' Cinema Romantico: 2 Seconds

Wednesday, August 29, 2012

2 Seconds

The Joseph Gordon Levitt bike messenger adventure "Premium Rush" hit theaters this past weekend. Contrary to my premature opinions, it is actually garnering positive reviews. More power to it. I, however, still could not square with an $11 ticket for "Premium Rush." I tried. I failed. And yet......the mere notion of a bike messenger movie left me in the mood for a bike messenger movie.

I recalled reading an article during my research in the wake of falling head over heels for the sport of Match Sprint Cycling during the Olympics that referenced in a very offhand way a road biking movie called "2 Seconds." A road biking movie in which the road biker becomes a bike messenger. A French Canadian road biking movie in which the road biker becomes a bike messenger. Yes, please! Thus, while part of America partook in JGL in a bike helmet, I partook in Charlotte Laurier - epitomizing the term "winning performance" - in a bike helmet.


"2 Seconds" (1998) opens at a Big Road Biking Competition. Laurier's Laurie freezes in the starting gate for, ahem, 2 seconds. This costs her a victory. Her coach is unpleased. He respects her skills but her time has passed. She's over the hill. It's time she retires......at age 28. Ouch. She moves back home to Montreal to stay with her brother. She takes a job as a bike messenger to make some mulah. The other couriers are initially suspicious, then welcoming, all except one dastardly courier who helpfully appears when a bit of conflict is needed. She meets an older Italian man, Lorenzo (Dino Tavarone), owner of a small bike repair shop who does things just one way - his way. He and Laurie bond. He turns out to be a former competitive cyclist. He has a few wise words for our heroine.

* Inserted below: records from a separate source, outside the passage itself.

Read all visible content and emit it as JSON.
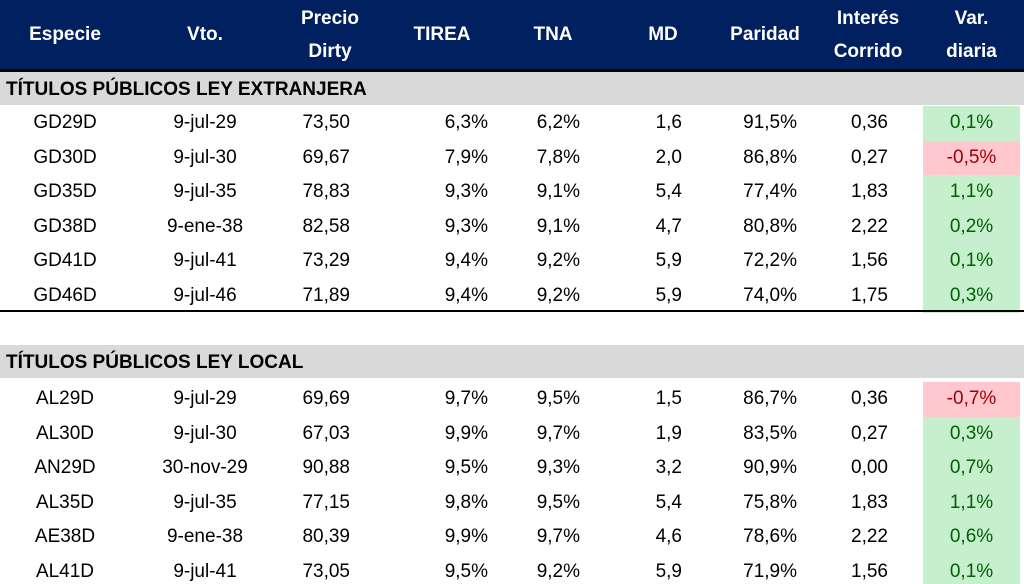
{
  "header": {
    "especie": "Especie",
    "vto": "Vto.",
    "precio_line1": "Precio",
    "precio_line2": "Dirty",
    "tirea": "TIREA",
    "tna": "TNA",
    "md": "MD",
    "paridad": "Paridad",
    "interes_line1": "Interés",
    "interes_line2": "Corrido",
    "var_line1": "Var.",
    "var_line2": "diaria"
  },
  "colors": {
    "header_bg": "#002060",
    "section_bg": "#d9d9d9",
    "positive_bg": "#c6efce",
    "positive_text": "#006100",
    "negative_bg": "#ffc7ce",
    "negative_text": "#9c0006"
  },
  "sections": [
    {
      "title": "TÍTULOS PÚBLICOS LEY EXTRANJERA",
      "rows": [
        {
          "especie": "GD29D",
          "vto": "9-jul-29",
          "precio": "73,50",
          "tirea": "6,3%",
          "tna": "6,2%",
          "md": "1,6",
          "paridad": "91,5%",
          "interes": "0,36",
          "var": "0,1%",
          "trend": "pos"
        },
        {
          "especie": "GD30D",
          "vto": "9-jul-30",
          "precio": "69,67",
          "tirea": "7,9%",
          "tna": "7,8%",
          "md": "2,0",
          "paridad": "86,8%",
          "interes": "0,27",
          "var": "-0,5%",
          "trend": "neg"
        },
        {
          "especie": "GD35D",
          "vto": "9-jul-35",
          "precio": "78,83",
          "tirea": "9,3%",
          "tna": "9,1%",
          "md": "5,4",
          "paridad": "77,4%",
          "interes": "1,83",
          "var": "1,1%",
          "trend": "pos"
        },
        {
          "especie": "GD38D",
          "vto": "9-ene-38",
          "precio": "82,58",
          "tirea": "9,3%",
          "tna": "9,1%",
          "md": "4,7",
          "paridad": "80,8%",
          "interes": "2,22",
          "var": "0,2%",
          "trend": "pos"
        },
        {
          "especie": "GD41D",
          "vto": "9-jul-41",
          "precio": "73,29",
          "tirea": "9,4%",
          "tna": "9,2%",
          "md": "5,9",
          "paridad": "72,2%",
          "interes": "1,56",
          "var": "0,1%",
          "trend": "pos"
        },
        {
          "especie": "GD46D",
          "vto": "9-jul-46",
          "precio": "71,89",
          "tirea": "9,4%",
          "tna": "9,2%",
          "md": "5,9",
          "paridad": "74,0%",
          "interes": "1,75",
          "var": "0,3%",
          "trend": "pos"
        }
      ]
    },
    {
      "title": "TÍTULOS PÚBLICOS LEY LOCAL",
      "rows": [
        {
          "especie": "AL29D",
          "vto": "9-jul-29",
          "precio": "69,69",
          "tirea": "9,7%",
          "tna": "9,5%",
          "md": "1,5",
          "paridad": "86,7%",
          "interes": "0,36",
          "var": "-0,7%",
          "trend": "neg"
        },
        {
          "especie": "AL30D",
          "vto": "9-jul-30",
          "precio": "67,03",
          "tirea": "9,9%",
          "tna": "9,7%",
          "md": "1,9",
          "paridad": "83,5%",
          "interes": "0,27",
          "var": "0,3%",
          "trend": "pos"
        },
        {
          "especie": "AN29D",
          "vto": "30-nov-29",
          "precio": "90,88",
          "tirea": "9,5%",
          "tna": "9,3%",
          "md": "3,2",
          "paridad": "90,9%",
          "interes": "0,00",
          "var": "0,7%",
          "trend": "pos"
        },
        {
          "especie": "AL35D",
          "vto": "9-jul-35",
          "precio": "77,15",
          "tirea": "9,8%",
          "tna": "9,5%",
          "md": "5,4",
          "paridad": "75,8%",
          "interes": "1,83",
          "var": "1,1%",
          "trend": "pos"
        },
        {
          "especie": "AE38D",
          "vto": "9-ene-38",
          "precio": "80,39",
          "tirea": "9,9%",
          "tna": "9,7%",
          "md": "4,6",
          "paridad": "78,6%",
          "interes": "2,22",
          "var": "0,6%",
          "trend": "pos"
        },
        {
          "especie": "AL41D",
          "vto": "9-jul-41",
          "precio": "73,05",
          "tirea": "9,5%",
          "tna": "9,2%",
          "md": "5,9",
          "paridad": "71,9%",
          "interes": "1,56",
          "var": "0,1%",
          "trend": "pos"
        }
      ]
    }
  ]
}
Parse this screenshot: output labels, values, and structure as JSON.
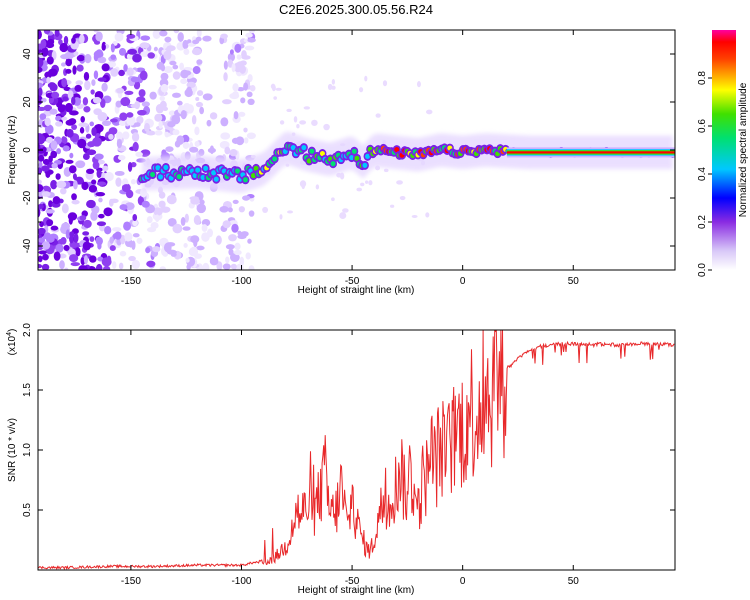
{
  "title": "C2E6.2025.300.05.56.R24",
  "colors": {
    "snr_line": "#e8282a",
    "axis": "#000000",
    "background": "#ffffff"
  },
  "chart_data": [
    {
      "type": "heatmap",
      "name": "spectrogram",
      "xlabel": "Height of straight line (km)",
      "ylabel": "Frequency (Hz)",
      "xlim": [
        -192,
        96
      ],
      "ylim": [
        -50,
        50
      ],
      "x_ticks": [
        -150,
        -100,
        -50,
        0,
        50
      ],
      "y_ticks": [
        -40,
        -20,
        0,
        20,
        40
      ],
      "colorbar": {
        "label": "Normalized spectral amplitude",
        "range": [
          0,
          1
        ],
        "ticks": [
          0.0,
          0.2,
          0.4,
          0.6,
          0.8
        ]
      },
      "ridge": {
        "description_points_km_hz": [
          [
            -145,
            -10
          ],
          [
            -120,
            -9
          ],
          [
            -100,
            -11
          ],
          [
            -90,
            -8
          ],
          [
            -80,
            1
          ],
          [
            -70,
            -2
          ],
          [
            -60,
            -4
          ],
          [
            -50,
            -1
          ],
          [
            -45,
            -5
          ],
          [
            -40,
            0
          ],
          [
            -30,
            -1
          ],
          [
            -20,
            -2
          ],
          [
            -10,
            0
          ],
          [
            0,
            -1
          ],
          [
            10,
            0
          ],
          [
            30,
            -1
          ],
          [
            60,
            -1
          ],
          [
            96,
            -1
          ]
        ],
        "noise_region_km": [
          -192,
          -95
        ]
      }
    },
    {
      "type": "line",
      "name": "snr",
      "xlabel": "Height of straight line (km)",
      "ylabel": "SNR (10 * v/v)",
      "scale_label": "(x10",
      "scale_exponent": "4",
      "xlim": [
        -192,
        96
      ],
      "ylim": [
        0,
        2.0
      ],
      "x_ticks": [
        -150,
        -100,
        -50,
        0,
        50
      ],
      "y_ticks": [
        0.5,
        1.0,
        1.5,
        2.0
      ],
      "y_tick_labels": [
        "0.5",
        "1.0",
        "1.5",
        "2.0"
      ],
      "series": [
        {
          "name": "SNR",
          "x": [
            -192,
            -180,
            -160,
            -140,
            -120,
            -100,
            -95,
            -90,
            -85,
            -80,
            -77,
            -75,
            -73,
            -70,
            -68,
            -65,
            -62,
            -60,
            -57,
            -55,
            -52,
            -50,
            -48,
            -46,
            -44,
            -42,
            -40,
            -38,
            -36,
            -34,
            -32,
            -30,
            -28,
            -26,
            -24,
            -22,
            -20,
            -18,
            -16,
            -14,
            -12,
            -10,
            -8,
            -6,
            -4,
            -2,
            0,
            2,
            4,
            6,
            8,
            10,
            12,
            14,
            16,
            18,
            20,
            22,
            25,
            28,
            30,
            35,
            40,
            45,
            50,
            60,
            70,
            80,
            90,
            96
          ],
          "values": [
            0.01,
            0.01,
            0.02,
            0.02,
            0.03,
            0.03,
            0.05,
            0.06,
            0.1,
            0.2,
            0.35,
            0.5,
            0.45,
            0.55,
            0.4,
            0.6,
            0.8,
            0.45,
            0.5,
            0.7,
            0.35,
            0.6,
            0.4,
            0.3,
            0.2,
            0.15,
            0.25,
            0.45,
            0.55,
            0.5,
            0.65,
            0.7,
            0.9,
            0.6,
            0.8,
            0.7,
            0.5,
            0.75,
            0.8,
            0.95,
            0.9,
            1.05,
            0.95,
            1.0,
            1.1,
            1.15,
            1.2,
            1.25,
            1.35,
            1.3,
            1.4,
            1.5,
            1.45,
            1.55,
            1.6,
            1.65,
            1.7,
            1.72,
            1.78,
            1.82,
            1.85,
            1.88,
            1.89,
            1.9,
            1.9,
            1.9,
            1.89,
            1.9,
            1.9,
            1.89
          ]
        }
      ]
    }
  ]
}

All this is as predictable as Roland Emmerich making yet another fantastically harebrained brainless movie (like, say, "White House Down" - per IMDB: "A secret service agent is tasked with saving the life of the U.S. President after the White House is overtaken by a paramilitary group"), although the film gratefully does not include with a bookending Big Race, and while "2 Seconds" isn't necessarily tougher or richer than that premise suggests it is much more energetic and engaging then that premise suggests.

Let's start with the start. It's not actually Laurie sitting in the starting gate afraid to come out (which is, refreshingly, never provided a psychological explanation). It's Laurie and three of her fellow road bikers comparing war wounds. But then one of them notices that Laurie has a single stray gray hair. Egads! This is worse than any bump or bruise or broken bone. By a landslide. It pairs wondrously with a later scene when Laurie and Lorenzo compete to see who has the more broken down body on account of their bicycling lives. With giddiness in their voices they recount their respective laundry lists - broken collarbones and tibias. She rests her derriere each night in a bucket of ice. He can't even sit down on account of a bad back. She has difficulty engaging in, shall we say, coitus on account of time logged in the bike seat. He mentions, uh, trouble relieving himself of fluids on account of time logged in the bike seat. This is the sort of stuff Lance Armstrong doesn't talk about. So what if he doped? Dude can't pee! Isn't that punishment enough?!

Despite it all, Laurie still adores being on her bike. The best moments are little ones watching her in the midst of a ride or watching her watch her new aerodynamic radial wheel spin with a loving grin. And despite it all, Lorenzo still works with bikes every day. It is a culture they cannot leave because they cherish it so much. It brought to my American mind professional football players in a culture rampant with destructive concussions and hurling themselves into possible injury anyway. If the game is what you know best and love most does it cancel out the negative after-effects?

"2 Seconds" goes to show that in order to survive, in order to find something in the realm of mythical true happiness, the real trick is finding a balance. The end might be a Christmas Present (neatly wrapped up in a fetching bow - bleh) but, nevertheless, the theme is conveyed agreeably enough to make you think it might be possible.